Sequel for Thunder & Buttons underway
Possible late-October return for popular restaurant/nightclub that closed in ‘91 fire

       It's coming back.
       Thunder & Buttons, one of the most popular restaurants/nightclubs on the Westside through the '80s and early '90s, will reopen - possibly by the end of October - at its former location at 2415 W. Colorado Ave.
       The new name will be Thunder & Buttons II. The logo art for Thunder & Buttons II. 
Westside Pioneer photo of artwork by Amy and Melody Spring
       Partnering in the enterprise are Barb Huggett Walker, an Air Force Academy graduate and United Airlines pilot who says she came to “love the charm of a pub” when stationed in England; and Kevin Johnson, who has previously worked as a chef, manager or sales rep for restaurants in California's Silicon Valley and on the Colorado Springs Westside.
       Key staff members are Chef Lars Seebohm, who trained initially in Salzburg, Austria; and bar manager Steve Wylie, formerly of the Wayfarer British & Irish Pub downtown.
       The goal is to have a restaurant/nightclub that appeals to a broad segment of the community. Preliminary plans call for a menu ranging from burgers to “upscale” cuisine; entertainment including bands, comedians, karaoke and “trivia nights”; and a full bar that also offers low-carb beers and a respectable wine list.
       The location is no accident.
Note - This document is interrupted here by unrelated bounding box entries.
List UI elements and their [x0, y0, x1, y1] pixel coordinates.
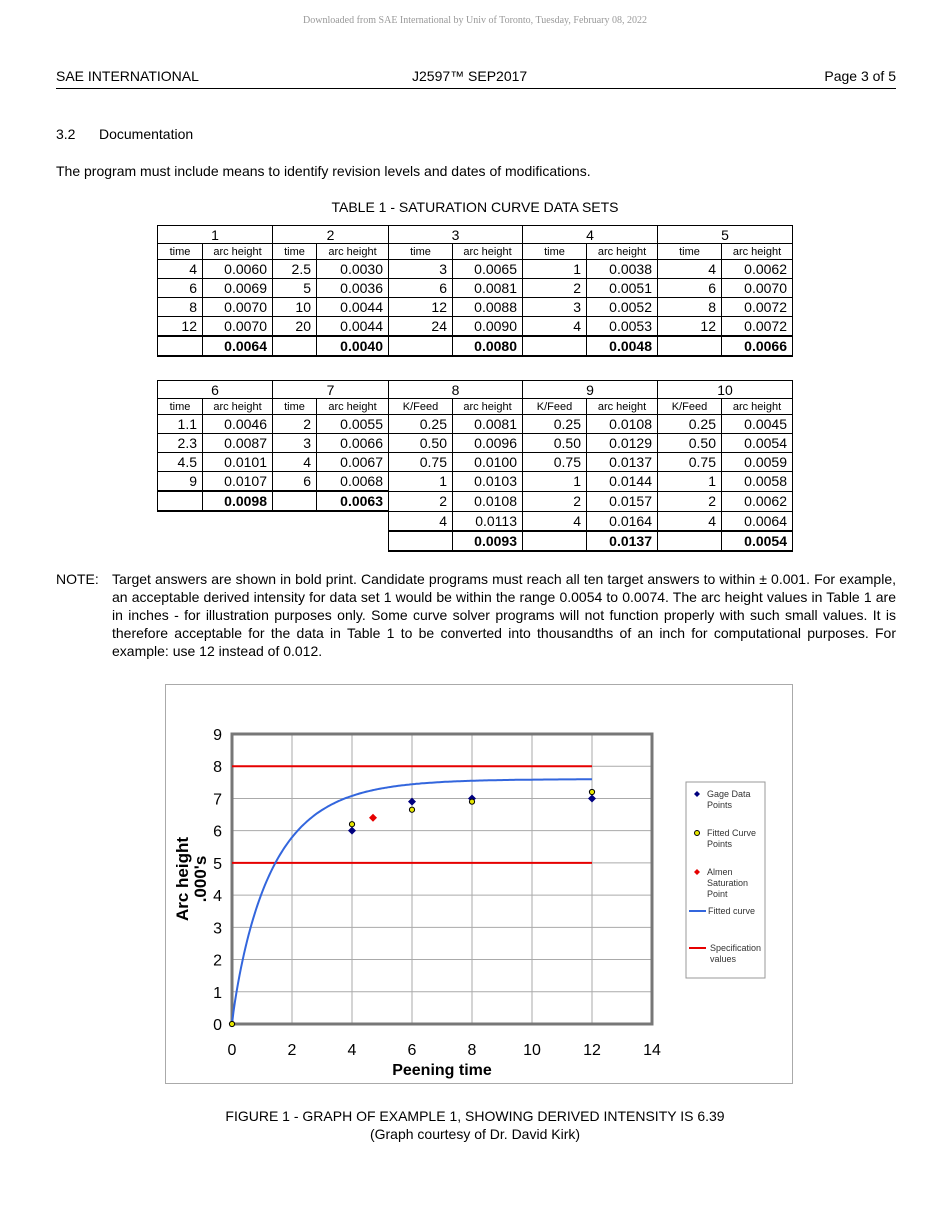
- table-cell: 2.5: [273, 260, 317, 279]
- table-cell: 3: [389, 260, 453, 279]
- table-cell: 0.0051: [587, 279, 658, 298]
- table-cell: 0.0070: [203, 298, 273, 317]
- table-cell: 0.75: [389, 453, 453, 472]
- fitted-curve-point: [469, 799, 474, 804]
- table-caption: TABLE 1 - SATURATION CURVE DATA SETS: [331, 199, 619, 215]
- table-cell: 0.75: [523, 453, 587, 472]
- table-cell: 4: [658, 260, 722, 279]
- header-center: J2597™ SEP2017: [412, 68, 528, 84]
- table-cell: 0.0088: [453, 298, 523, 317]
- table-cell: 0.0113: [453, 511, 523, 531]
- table-cell: 0.0070: [203, 317, 273, 337]
- column-header: time: [273, 399, 317, 415]
- table-cell: 2: [523, 491, 587, 511]
- chart-svg: [166, 685, 792, 1083]
- y-tick-label: 1: [213, 984, 222, 1002]
- table-cell: 0.25: [389, 415, 453, 434]
- table-cell: 0.0038: [587, 260, 658, 279]
- table-cell: 12: [158, 317, 203, 337]
- figure-caption: [0, 1107, 950, 1143]
- column-header: K/Feed: [389, 399, 453, 415]
- table-cell: 0.0065: [453, 260, 523, 279]
- gage-data-point: [348, 827, 356, 835]
- table-cell: 0.0058: [722, 472, 793, 492]
- empty-cell: [389, 531, 453, 551]
- empty-cell: [158, 491, 203, 511]
- section-title: Documentation: [99, 126, 194, 142]
- column-header: time: [158, 399, 203, 415]
- x-tick-label: 12: [583, 1042, 601, 1059]
- column-header: time: [389, 244, 453, 260]
- table-row: [158, 453, 793, 472]
- table-cell: 0.0072: [722, 298, 793, 317]
- legend-label: Saturation: [707, 878, 749, 888]
- body-paragraph: The program must include means to identify revision levels and dates of modifications.: [56, 163, 591, 179]
- table-row: [158, 511, 793, 531]
- data-table-top: [157, 225, 793, 357]
- y-tick-labels: [213, 727, 222, 1034]
- target-value: 0.0137: [587, 531, 658, 551]
- table-cell: 0.50: [658, 434, 722, 453]
- table-cell: 2.3: [158, 434, 203, 453]
- x-axis-title: Peening time: [392, 1062, 492, 1079]
- x-tick-label: 4: [347, 1042, 357, 1059]
- table-cell: 0.0059: [722, 453, 793, 472]
- y-tick-label: 0: [213, 1017, 222, 1034]
- table-cell: 0.0101: [203, 453, 273, 472]
- table-cell: 4: [389, 511, 453, 531]
- table-cell: 1: [523, 472, 587, 492]
- column-header: arc height: [203, 399, 273, 415]
- table-cell: 0.0064: [722, 511, 793, 531]
- y-tick-label: 2: [213, 952, 222, 970]
- note-text: Target answers are shown in bold print. Candidate programs must reach all ten target answers to within ± 0.001. For example, an acceptable derived intensity for data set 1 would be within the range 0.0054 to 0.0074. The arc height values in Table 1 are in inches - for illustration purposes only. Some curve solver programs will not function properly with such small values. It is therefore acceptable for the data in Table 1 to be converted into thousandths of an inch for computational purposes. For example: use 12 instead of 0.012.: [112, 571, 896, 659]
- column-header: time: [158, 244, 203, 260]
- table-cell: 20: [273, 317, 317, 337]
- table-cell: 0.0081: [453, 279, 523, 298]
- target-value: 0.0054: [722, 531, 793, 551]
- table-cell: 0.25: [523, 415, 587, 434]
- group-header: 4: [523, 226, 658, 244]
- almen-saturation-point: [369, 814, 377, 822]
- figure-caption-line2: (Graph courtesy of Dr. David Kirk): [369, 1126, 581, 1142]
- empty-cell: [523, 531, 587, 551]
- table-cell: 6: [158, 279, 203, 298]
- table-cell: 0.0067: [317, 453, 389, 472]
- table-cell: 4: [523, 511, 587, 531]
- table-row: [158, 434, 793, 453]
- table-cell: 4: [158, 260, 203, 279]
- legend-label: Fitted Curve: [707, 828, 757, 838]
- section-number: 3.2: [56, 126, 76, 142]
- table-cell: 0.0129: [587, 434, 658, 453]
- header-left: SAE INTERNATIONAL: [56, 68, 199, 84]
- legend-label: Almen: [707, 867, 733, 877]
- table-cell: 0.0036: [317, 279, 389, 298]
- table-cell: 2: [273, 415, 317, 434]
- column-header: time: [273, 244, 317, 260]
- table-cell: 2: [389, 491, 453, 511]
- table-cell: 0.0070: [722, 279, 793, 298]
- column-header: arc height: [587, 399, 658, 415]
- target-value: 0.0048: [587, 336, 658, 356]
- table-cell: 0.0100: [453, 453, 523, 472]
- table-cell: 0.0044: [317, 317, 389, 337]
- table-cell: 3: [523, 298, 587, 317]
- fitted-curve-point: [409, 807, 414, 812]
- table-cell: 12: [658, 317, 722, 337]
- column-header: arc height: [317, 244, 389, 260]
- y-tick-label: 8: [213, 759, 222, 777]
- empty-cell: [273, 336, 317, 356]
- chart-markers: [229, 789, 596, 1026]
- column-header: K/Feed: [523, 399, 587, 415]
- table-cell: 1: [523, 260, 587, 279]
- figure-chart: [165, 684, 793, 1084]
- download-notice: Downloaded from SAE International by Univ of Toronto, Tuesday, February 08, 2022: [303, 15, 647, 26]
- target-value: 0.0098: [203, 491, 273, 511]
- table-cell: 3: [273, 434, 317, 453]
- table-cell: 0.0044: [317, 298, 389, 317]
- x-tick-label: 10: [523, 1042, 541, 1059]
- y-axis-title-line2: .000's: [191, 855, 210, 903]
- table-cell: 0.0108: [453, 491, 523, 511]
- group-header: 7: [273, 381, 389, 399]
- table-cell: 0.0144: [587, 472, 658, 492]
- table-cell: 1: [658, 472, 722, 492]
- table-cell: 0.0087: [203, 434, 273, 453]
- column-header: arc height: [317, 399, 389, 415]
- table-cell: 0.0090: [453, 317, 523, 337]
- y-axis-title-line1: Arc height: [173, 836, 192, 922]
- table-cell: 0.0053: [587, 317, 658, 337]
- table-cell: 0.0107: [203, 472, 273, 492]
- empty-cell: [658, 336, 722, 356]
- table-cell: 8: [658, 298, 722, 317]
- table-cell: 0.50: [523, 434, 587, 453]
- fitted-curve-point: [349, 822, 354, 827]
- group-header: 1: [158, 226, 273, 244]
- table-cell: 0.0060: [203, 260, 273, 279]
- column-header: arc height: [203, 244, 273, 260]
- target-value: 0.0066: [722, 336, 793, 356]
- table-cell: 4: [523, 317, 587, 337]
- table-cell: 0.0052: [587, 298, 658, 317]
- table-cell: 0.0103: [453, 472, 523, 492]
- column-header: arc height: [587, 244, 658, 260]
- table-cell: 2: [523, 279, 587, 298]
- table-cell: 0.50: [389, 434, 453, 453]
- empty-cell: [523, 336, 587, 356]
- table-cell: 6: [389, 279, 453, 298]
- y-tick-label: 6: [213, 823, 222, 841]
- column-header: arc height: [722, 244, 793, 260]
- chart-grid: [232, 734, 652, 1024]
- empty-cell: [389, 336, 453, 356]
- group-header: 8: [389, 381, 523, 399]
- table-cell: 0.0068: [317, 472, 389, 492]
- legend-label: Gage Data: [707, 789, 751, 799]
- table-cell: 0.0096: [453, 434, 523, 453]
- target-row: [158, 531, 793, 551]
- table-row: [158, 298, 793, 317]
- table-cell: 12: [389, 298, 453, 317]
- x-tick-label: 8: [467, 1042, 477, 1059]
- column-header: arc height: [722, 399, 793, 415]
- gage-data-point: [588, 794, 596, 802]
- group-header: 9: [523, 381, 658, 399]
- x-tick-label: 2: [287, 1042, 297, 1059]
- note-label: NOTE:: [56, 571, 99, 587]
- target-row: [158, 336, 793, 356]
- plot-frame: [232, 734, 652, 1024]
- table-cell: 1: [389, 472, 453, 492]
- table-cell: 0.0066: [317, 434, 389, 453]
- y-tick-label: 9: [213, 727, 222, 744]
- table-cell: 0.0081: [453, 415, 523, 434]
- empty-cell: [158, 511, 389, 531]
- data-table-bottom: [157, 380, 793, 552]
- figure-caption-line1: FIGURE 1 - GRAPH OF EXAMPLE 1, SHOWING DERIVED INTENSITY IS 6.39: [225, 1108, 725, 1124]
- table-cell: 2: [658, 491, 722, 511]
- table-cell: 0.0137: [587, 453, 658, 472]
- target-value: 0.0064: [203, 336, 273, 356]
- empty-cell: [658, 531, 722, 551]
- table-cell: 0.0055: [317, 415, 389, 434]
- table-cell: 5: [273, 279, 317, 298]
- y-tick-label: 5: [213, 855, 222, 873]
- table-row: [158, 472, 793, 492]
- table-cell: 0.0062: [722, 491, 793, 511]
- legend-label: Specification: [710, 943, 762, 953]
- table-cell: 0.0069: [203, 279, 273, 298]
- table-cell: 24: [389, 317, 453, 337]
- x-tick-label: 0: [227, 1042, 237, 1059]
- target-value: 0.0080: [453, 336, 523, 356]
- table-cell: 0.0062: [722, 260, 793, 279]
- group-header: 5: [658, 226, 793, 244]
- x-tick-label: 6: [407, 1042, 417, 1059]
- table-cell: 4: [273, 453, 317, 472]
- table-cell: 0.0030: [317, 260, 389, 279]
- table-cell: 0.0054: [722, 434, 793, 453]
- empty-cell: [273, 491, 317, 511]
- legend-label: values: [710, 954, 737, 964]
- y-tick-label: 3: [213, 920, 222, 938]
- column-header: time: [658, 244, 722, 260]
- legend-label: Points: [707, 839, 733, 849]
- table-cell: 0.0157: [587, 491, 658, 511]
- y-tick-label: 4: [213, 888, 222, 906]
- table-cell: 0.0072: [722, 317, 793, 337]
- target-value: 0.0063: [317, 491, 389, 511]
- table-cell: 0.25: [658, 415, 722, 434]
- table-cell: 6: [273, 472, 317, 492]
- x-tick-label: 14: [643, 1042, 661, 1059]
- column-header: arc height: [453, 399, 523, 415]
- empty-cell: [158, 336, 203, 356]
- legend-label: Point: [707, 889, 728, 899]
- table-row: [158, 279, 793, 298]
- legend-label: Points: [707, 800, 733, 810]
- table-row: [158, 415, 793, 434]
- column-header: arc height: [453, 244, 523, 260]
- table-row: [158, 317, 793, 337]
- table-cell: 0.75: [658, 453, 722, 472]
- page-header: [56, 68, 896, 89]
- header-right: Page 3 of 5: [824, 68, 896, 84]
- table-cell: 0.0045: [722, 415, 793, 434]
- column-header: K/Feed: [658, 399, 722, 415]
- table-cell: 8: [158, 298, 203, 317]
- target-value: 0.0093: [453, 531, 523, 551]
- table-cell: 0.0046: [203, 415, 273, 434]
- y-tick-label: 7: [213, 791, 222, 809]
- column-header: time: [523, 244, 587, 260]
- group-header: 2: [273, 226, 389, 244]
- group-header: 3: [389, 226, 523, 244]
- table-cell: 0.0108: [587, 415, 658, 434]
- chart-legend: [686, 782, 765, 978]
- legend-label: Fitted curve: [708, 906, 756, 916]
- table-row: [158, 491, 793, 511]
- table-row: [158, 260, 793, 279]
- table-cell: 6: [658, 279, 722, 298]
- table-cell: 1.1: [158, 415, 203, 434]
- table-cell: 10: [273, 298, 317, 317]
- table-cell: 0.0164: [587, 511, 658, 531]
- group-header: 10: [658, 381, 793, 399]
- section-heading: [56, 126, 193, 142]
- table-cell: 4.5: [158, 453, 203, 472]
- empty-cell: [158, 531, 389, 551]
- target-value: 0.0040: [317, 336, 389, 356]
- fitted-points-legend-icon: [695, 831, 700, 836]
- group-header: 6: [158, 381, 273, 399]
- fitted-curve-point: [589, 789, 594, 794]
- table-cell: 4: [658, 511, 722, 531]
- x-tick-labels: [228, 1042, 661, 1059]
- fitted-curve-point: [229, 1021, 234, 1026]
- table-cell: 9: [158, 472, 203, 492]
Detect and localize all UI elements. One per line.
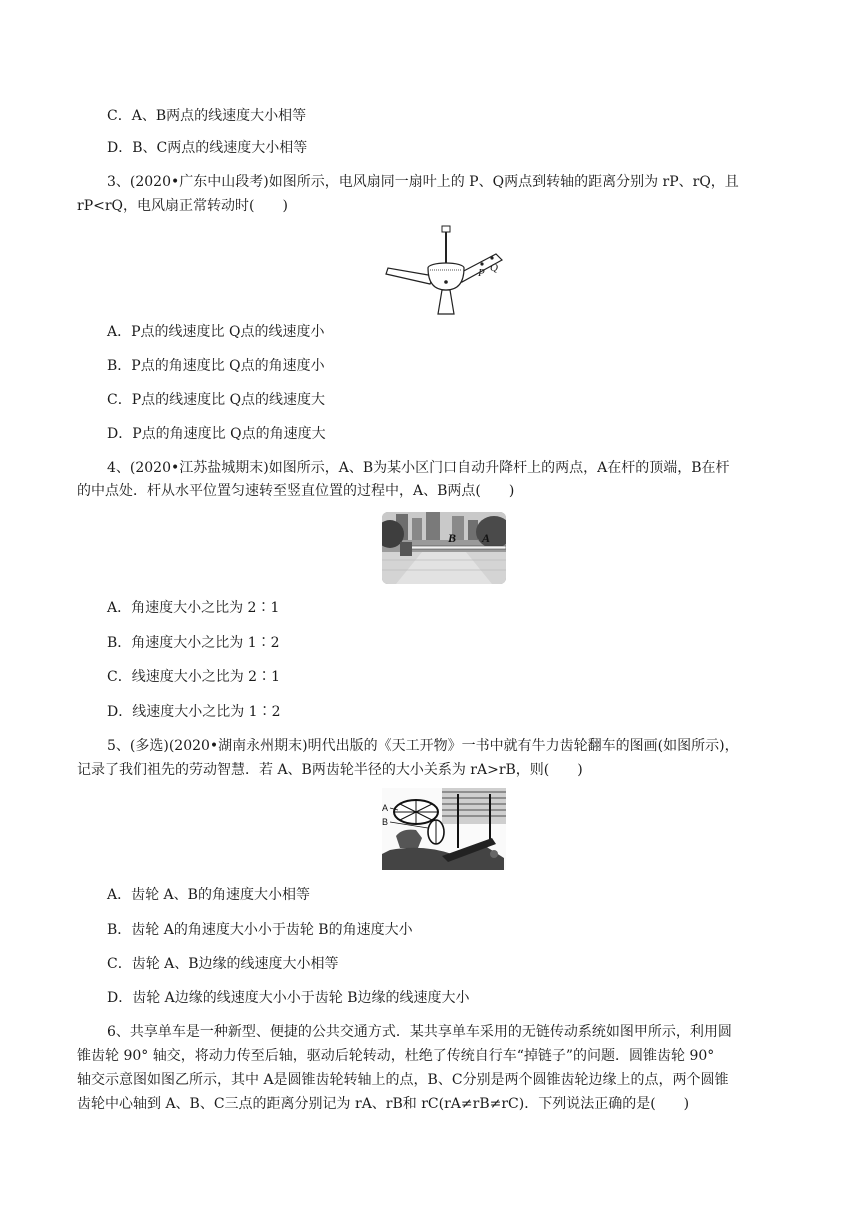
ceiling-fan-figure (384, 224, 510, 316)
q2-option-c: C．A、B两点的线速度大小相等 (107, 108, 307, 124)
label-a: A (482, 531, 491, 545)
q6-stem-line2: 锥齿轮 90° 轴交，将动力传至后轴，驱动后轮转动，杜绝了传统自行车“掉链子”的问题．圆锥齿轮 90° (77, 1048, 715, 1064)
q4-option-c: C．线速度大小之比为 2∶1 (107, 669, 280, 685)
q3-option-a: A．P点的线速度比 Q点的线速度小 (107, 324, 325, 340)
q4-stem-line2: 的中点处．杆从水平位置匀速转至竖直位置的过程中，A、B两点( ) (77, 483, 515, 499)
q4-option-d: D．线速度大小之比为 1∶2 (107, 704, 281, 720)
q4-option-b: B．角速度大小之比为 1∶2 (107, 635, 280, 651)
gate-pole (410, 546, 506, 549)
q3-option-c: C．P点的线速度比 Q点的线速度大 (107, 392, 326, 408)
label-gear-a: A (382, 803, 389, 813)
q5-option-b: B．齿轮 A的角速度大小小于齿轮 B的角速度大小 (107, 922, 413, 938)
fan-hub (428, 268, 464, 290)
q3-stem-line2: rP<rQ，电风扇正常转动时( ) (77, 198, 288, 214)
q6-stem-line1: 6、共享单车是一种新型、便捷的公共交通方式．某共享单车采用的无链传动系统如图甲所示，利用圆 (107, 1024, 732, 1040)
fan-blade-bottom (438, 290, 454, 314)
gate-post (400, 542, 412, 556)
q4-stem-line1: 4、(2020•江苏盐城期末)如图所示，A、B为某小区门口自动升降杆上的两点，A在杆的顶端，B在杆 (107, 460, 730, 476)
barrier-gate-photo (382, 512, 506, 584)
fan-axis-dot (444, 280, 448, 284)
q5-stem-line2: 记录了我们祖先的劳动智慧．若 A、B两齿轮半径的大小关系为 rA>rB，则( ) (77, 762, 583, 778)
q5-stem-line1: 5、(多选)(2020•湖南永州期末)明代出版的《天工开物》一书中就有牛力齿轮翻车的图画(如图所示)， (107, 738, 739, 754)
q3-option-b: B．P点的角速度比 Q点的角速度小 (107, 358, 325, 374)
fan-blade-left (386, 268, 434, 284)
q5-option-a: A．齿轮 A、B的角速度大小相等 (107, 887, 310, 903)
q3-option-d: D．P点的角速度比 Q点的角速度大 (107, 426, 326, 442)
point-p-dot (480, 262, 483, 265)
fan-mount (442, 226, 450, 232)
q3-stem-line1: 3、(2020•广东中山段考)如图所示，电风扇同一扇叶上的 P、Q两点到转轴的距离分别为 rP、rQ，且 (107, 174, 739, 190)
q5-option-c: C．齿轮 A、B边缘的线速度大小相等 (107, 956, 339, 972)
point-q-dot (490, 256, 493, 259)
q6-stem-line4: 齿轮中心轴到 A、B、C三点的距离分别记为 rA、rB和 rC(rA≠rB≠rC)．下列说法正确的是( ) (77, 1096, 690, 1112)
q4-option-a: A．角速度大小之比为 2∶1 (107, 600, 280, 616)
q2-option-d: D．B、C两点的线速度大小相等 (107, 140, 308, 156)
label-b: B (448, 531, 457, 545)
label-p: P (478, 267, 485, 279)
label-gear-b: B (382, 817, 389, 827)
q6-stem-line3: 轴交示意图如图乙所示，其中 A是圆锥齿轮转轴上的点，B、C分别是两个圆锥齿轮边缘上的点，两个圆锥 (77, 1072, 729, 1088)
ox-waterwheel-illustration (382, 788, 506, 870)
label-q: Q (490, 262, 498, 274)
q5-option-d: D．齿轮 A边缘的线速度大小小于齿轮 B边缘的线速度大小 (107, 990, 470, 1006)
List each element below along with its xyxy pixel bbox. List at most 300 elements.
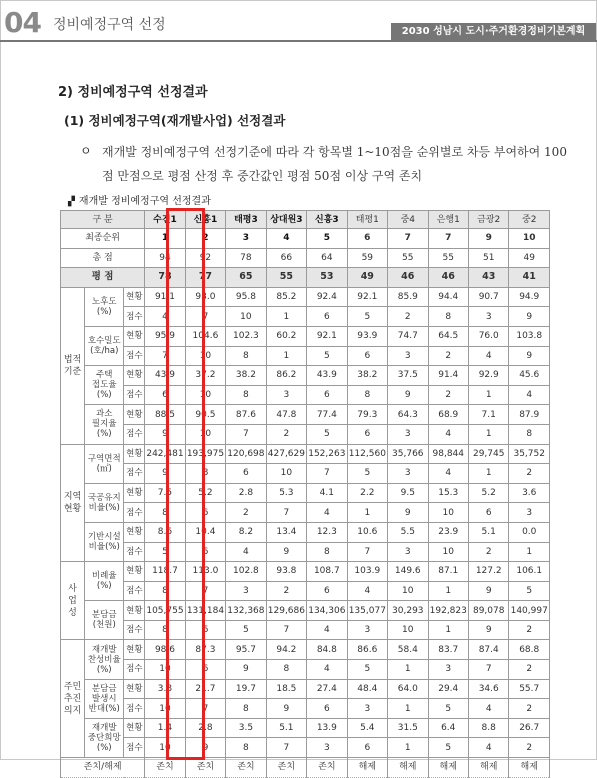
kind-label-cell: 현황 bbox=[124, 405, 145, 425]
table-cell: 1 bbox=[388, 738, 428, 758]
table-cell: 90.5 bbox=[185, 405, 225, 425]
table-cell: 3.6 bbox=[509, 483, 550, 503]
column-header-cell: 은행1 bbox=[428, 211, 468, 229]
table-cell: 5 bbox=[307, 229, 347, 249]
table-cell: 7 bbox=[388, 229, 428, 249]
table-cell: 9 bbox=[509, 346, 550, 366]
table-cell: 87.4 bbox=[468, 640, 508, 660]
table-cell: 77.4 bbox=[307, 405, 347, 425]
table-cell: 92.1 bbox=[307, 326, 347, 346]
table-cell: 2.8 bbox=[185, 718, 225, 738]
table-caption bbox=[68, 195, 211, 209]
table-cell: 8 bbox=[145, 620, 185, 640]
table-row bbox=[61, 620, 550, 640]
table-cell: 9 bbox=[145, 464, 185, 484]
table-cell: 6 bbox=[226, 464, 266, 484]
rank-row-label: 최종순위 bbox=[61, 229, 145, 249]
table-cell: 8.8 bbox=[468, 718, 508, 738]
column-header-cell: 신흥1 bbox=[185, 211, 225, 229]
item-label-cell: 재개발 찬성비율 (%) bbox=[85, 640, 124, 679]
item-label-cell: 재개발 중단희망 (%) bbox=[85, 718, 124, 757]
table-cell: 4 bbox=[307, 660, 347, 680]
table-cell: 6 bbox=[468, 503, 508, 523]
column-header-cell: 태평1 bbox=[347, 211, 387, 229]
table-cell: 3 bbox=[226, 229, 266, 249]
kind-label-cell: 점수 bbox=[124, 660, 145, 680]
kind-label-cell: 현황 bbox=[124, 718, 145, 738]
table-cell: 6.4 bbox=[428, 718, 468, 738]
table-cell: 4 bbox=[428, 424, 468, 444]
kind-label-cell: 현황 bbox=[124, 483, 145, 503]
table-cell: 106.1 bbox=[509, 562, 550, 582]
table-cell: 존치 bbox=[266, 758, 306, 778]
table-cell: 3 bbox=[388, 424, 428, 444]
table-cell: 6 bbox=[185, 503, 225, 523]
table-cell: 3 bbox=[388, 346, 428, 366]
table-cell: 1 bbox=[468, 464, 508, 484]
table-cell: 3 bbox=[428, 660, 468, 680]
table-cell: 7 bbox=[185, 699, 225, 719]
kind-label-cell: 점수 bbox=[124, 385, 145, 405]
table-cell: 8 bbox=[145, 503, 185, 523]
group-label-cell: 지역 현황 bbox=[61, 444, 85, 562]
table-cell: 6 bbox=[307, 385, 347, 405]
table-cell: 8 bbox=[145, 581, 185, 601]
table-cell: 76.0 bbox=[468, 326, 508, 346]
table-cell: 88.5 bbox=[145, 405, 185, 425]
table-cell: 10 bbox=[428, 542, 468, 562]
table-cell: 9 bbox=[266, 699, 306, 719]
table-cell: 21.7 bbox=[185, 679, 225, 699]
table-cell: 2.2 bbox=[347, 483, 387, 503]
table-cell: 7 bbox=[266, 620, 306, 640]
kind-label-cell: 현황 bbox=[124, 640, 145, 660]
table-cell: 55 bbox=[266, 268, 306, 288]
table-cell: 129,686 bbox=[266, 601, 306, 621]
table-cell: 6 bbox=[185, 620, 225, 640]
table-cell: 5 bbox=[307, 424, 347, 444]
table-cell: 10 bbox=[145, 738, 185, 758]
table-cell: 30,293 bbox=[388, 601, 428, 621]
table-cell: 34.6 bbox=[468, 679, 508, 699]
table-cell: 127.2 bbox=[468, 562, 508, 582]
score-total-row bbox=[61, 248, 550, 268]
table-cell: 37.5 bbox=[388, 366, 428, 386]
table-cell: 3 bbox=[266, 385, 306, 405]
table-cell: 38.2 bbox=[226, 366, 266, 386]
table-cell: 7.1 bbox=[468, 405, 508, 425]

Edward “Whitey” Pine, who started the original T&B's in 1979, still owns the building and said he is happy to see the club being revived by “genuine people” who, he thinks, will earn the appreciation of a sometimes hard-to- please Westside clientele.
       Walker, of the AFA Class of '84, said she was a patron of the old T&B's, chiefly in her cadet days, and was sorry when it closed. “You walk in here, and the charm calls out to you,” she said.
       In her United job, she serves as a co-pilot on Boeing 777 passenger jets, normally flying between San Francisco and Asia three or four times a month. Before leaving the Air Force in '92, she flew T-43s out of Sacramento and also refuelers for Stealth bombers.
       The new Thunder & Buttons logo reflects Walker's background. It features an attractive female aviator in front of a bi-plane. Walker said the idea came from her 13-year-old daughter, who saw in “Thunder” the roar of a plane in flight and in “Buttons” the patches or medals a flyer would wear.
       Pine's original T&B's logo had shown two elk - one named Thunder, the other Buttons - pulling a carriage. He said he has no problem with a new logo, because it represents the bar's new owners.
       Other than working in a restaurant before her Air Force career, this is Walker's first go at the restaurant business. She'll be counting in part on Johnson's experience to run things. “I've worked as everything from a busboy on up,” he commented.
       Walker and Johnson reported good response so far from the business community, adding that the area bars especially have been supportive.
       The same can be said of the public in general. Since Walker and the others started fixing up the interior, numerous passersby have been sticking their heads through the open windows to ask what's going on. “They get excited to hear it's reopening,” she said.
       The Thunder & Buttons building is comparable to Meadow Muffins in size, seating 60 people in the downstairs, according to Walker. That's where customers will normally be ushered, with the “overflow” being directed upstairs, she said. The upstairs is about the same size as the lower level, plus it has an outdoors deck.
       The location has been vacant for about eight months, since the departure of Beau Jo's, a pizza chain restaurant that had been there for about 12 years, Pine said. Although the Beau Jo's owner is a friend of his, he offered his impression that the business never really connected with Westsiders.
       Seebohm said he is enjoying the challenge of transitioning from his most recent employment -a chef for about eight years at clubs in Berkeley, Calif. - and his menu will reflect what he sees in his new home. “People here are into solid values,” he said. For instance, although he plans some fancier offerings, don't expect anything “fru fru,” as he put it. “We're not going to serve salmon tar tar,” he said. “I don't think that would fly too well.”
       The business plans to hire 20 to 25 people. Anyone interested should drop by the club and inquire, Walker said.
       Johnson added a request for anyone who might have “any memorabilia from the old Thunder & Buttons days” to bring it by. The idea is to make a collage of the stuff.
       A sign went up outside the building this week: “Unleash the party…Thunder & Buttons II… Coming soon.” Walker hopes it can be before Halloween. “If it is, it'll be a big night,” she said.
       Meanwhile, a lot of interior work is still required, with the management team wearing old clothes and pitching in wherever needed. Seebohm, spotted with a paint pan, quipped that he was “chief cook and bottle washer.”
       Although not part of the bar ownership team, Pine is serving as a “mentor,” according to Walker, and is also implementing some of the interior renovations through his business, Pine Construction. A current task is building the first-floor bar. He's probably the best qualified for the task. He built the original one in the same spot 23 years ago. It was removed because of Beau Jo's de- emphasis on liquor.
       Pine plans to frame the bar pretty much the same as before. “The plumbing and everything are still there,” he grinned.